Mukherjee Sach, Roberts Stephen J
Department of Engineering Science, University of Oxford, UK.
Proc IEEE Comput Syst Bioinform Conf. 2004:131-41.
A great deal of recent research has focused on the challenging task of selecting differentially expressed genes from microarray data ('gene selection'). Numerous gene selection algorithms have been proposed in the literature, but it is often unclear exactly how these algorithms respond to conditions like small sample-sizes or differing variances. Choosing an appropriate algorithm can therefore be difficult in many cases. In this paper we propose a theoretical analysis of gene selection, in which the probability of successfully selecting relevant genes, using a given gene ranking function, is explicitly calculated in terms of population parameters.

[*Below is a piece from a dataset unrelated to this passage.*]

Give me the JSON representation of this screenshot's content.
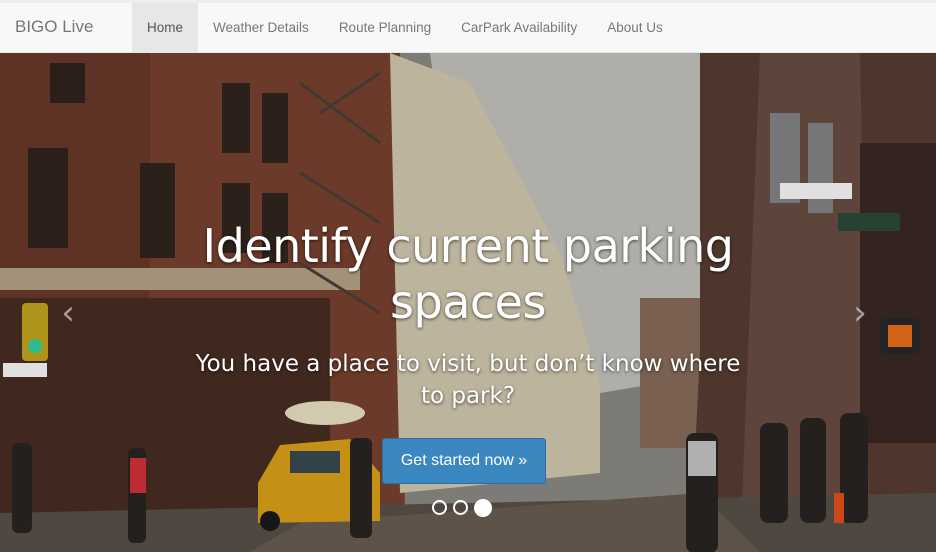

The theory developed is applicable to any ranking function which has a known sampling distribution, or one which can be approximated analytically. In contrast to empirical methods, the analysis can easily be used to examine the behaviour of gene selection algorithms under a wide variety of conditions, even when the numbers of genes involved runs into the tens of thousands. The utility of our approach is illustrated by comparing three well-known gene ranking functions.
近期大量研究聚焦于从微阵列数据中选择差异表达基因这一具有挑战性的任务(“基因选择”)。文献中已提出众多基因选择算法,但通常并不清楚这些算法在小样本量或不同方差等条件下的确切响应方式。因此在许多情况下,选择合适的算法可能会很困难。在本文中,我们提出了一种基因选择的理论分析方法,其中使用给定的基因排名函数成功选择相关基因的概率是根据总体参数明确计算得出的。所发展的理论适用于任何具有已知抽样分布或可通过解析近似的排名函数。与实证方法不同,该分析可轻松用于检验基因选择算法在各种条件下的行为,即使涉及的基因数量达到数万。通过比较三种著名的基因排名函数说明了我们方法的实用性。